Health Team

National group based in Triangle raising awareness, money for brain cancer research

Posted July 21, 2021 3:34 p.m. EDT
Updated July 21, 2021 5:59 p.m. EDT

The type of brain tumor known as glioblastoma is almost always a death sentence. Only about 5% of those with a glioblastoma diagnosis survive to the five-year mark.

Often, decline and death come quickly.

"This happened to him out of left field. It was horrible," said Tammy Schwartz.

Her husband, Michael, was an active 61-year-old when he was found to have a tumor on his brain stem in September 2020. He passed away on Nov. 15.

"It was the fastest decline," she said.

Tammy Schwartz and her daughters, who cared for Michael Schwartz while he was dying, expressed frustration that such a deadly disease is treated basically the same as it has been for decades.

"It's just glioblastoma diagnosis, chemo, radiation, and that's the standard of care, and it hasn't changed," said daughter Ilyse Schwartz.

The Schwartzes knew they had to do something.
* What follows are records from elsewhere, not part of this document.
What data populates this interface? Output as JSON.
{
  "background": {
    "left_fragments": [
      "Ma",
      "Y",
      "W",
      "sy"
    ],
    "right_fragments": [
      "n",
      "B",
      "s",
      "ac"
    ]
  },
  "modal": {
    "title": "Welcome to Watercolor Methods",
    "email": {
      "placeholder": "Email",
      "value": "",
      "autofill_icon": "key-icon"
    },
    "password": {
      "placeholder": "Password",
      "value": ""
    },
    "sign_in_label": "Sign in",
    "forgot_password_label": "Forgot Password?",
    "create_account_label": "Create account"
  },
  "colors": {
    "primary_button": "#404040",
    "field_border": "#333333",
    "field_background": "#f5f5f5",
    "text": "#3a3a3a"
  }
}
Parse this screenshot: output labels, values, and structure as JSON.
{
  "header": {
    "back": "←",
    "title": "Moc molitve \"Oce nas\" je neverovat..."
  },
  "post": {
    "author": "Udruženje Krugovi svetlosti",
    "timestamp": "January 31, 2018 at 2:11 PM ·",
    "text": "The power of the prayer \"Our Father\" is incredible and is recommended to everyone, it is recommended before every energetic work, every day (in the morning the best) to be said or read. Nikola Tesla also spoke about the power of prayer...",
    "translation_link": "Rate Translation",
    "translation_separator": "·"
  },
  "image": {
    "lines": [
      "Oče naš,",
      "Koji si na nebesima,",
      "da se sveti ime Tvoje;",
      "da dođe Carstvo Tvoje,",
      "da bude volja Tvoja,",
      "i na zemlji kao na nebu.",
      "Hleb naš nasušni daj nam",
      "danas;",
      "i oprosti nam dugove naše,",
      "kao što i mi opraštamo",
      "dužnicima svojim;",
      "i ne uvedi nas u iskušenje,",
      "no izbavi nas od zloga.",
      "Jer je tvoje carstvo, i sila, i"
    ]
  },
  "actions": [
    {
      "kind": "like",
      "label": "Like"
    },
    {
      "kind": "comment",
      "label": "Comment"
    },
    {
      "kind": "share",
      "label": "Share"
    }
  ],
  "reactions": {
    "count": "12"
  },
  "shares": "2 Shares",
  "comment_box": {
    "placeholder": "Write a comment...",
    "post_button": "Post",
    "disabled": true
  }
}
They raised $100,000 and donated it to the national Glioblastoma Foundation, which is headquartered in Durham.

Brooke Schwartz said, "We basically said that we want to figure out a way to fund any sort of research that will go towards glioblastoma, specifically brain stem glioblastoma, because it's so rare."

Gita Kwatra, CEO of the Glioblastoma Foundation, said the mission there is to transform the standard of care.

"We do know a lot about this cancer," Kwatra said. "We just haven't been able to apply it in a way that helps patients live longer and gets us to a cure."

She says one of the biggest challenges isn’t just funding research, but connecting patients with that research. They often don’t learn about clinical trials until it's too late. The Glioblastoma Foundation is trying to do a better job of making those connections.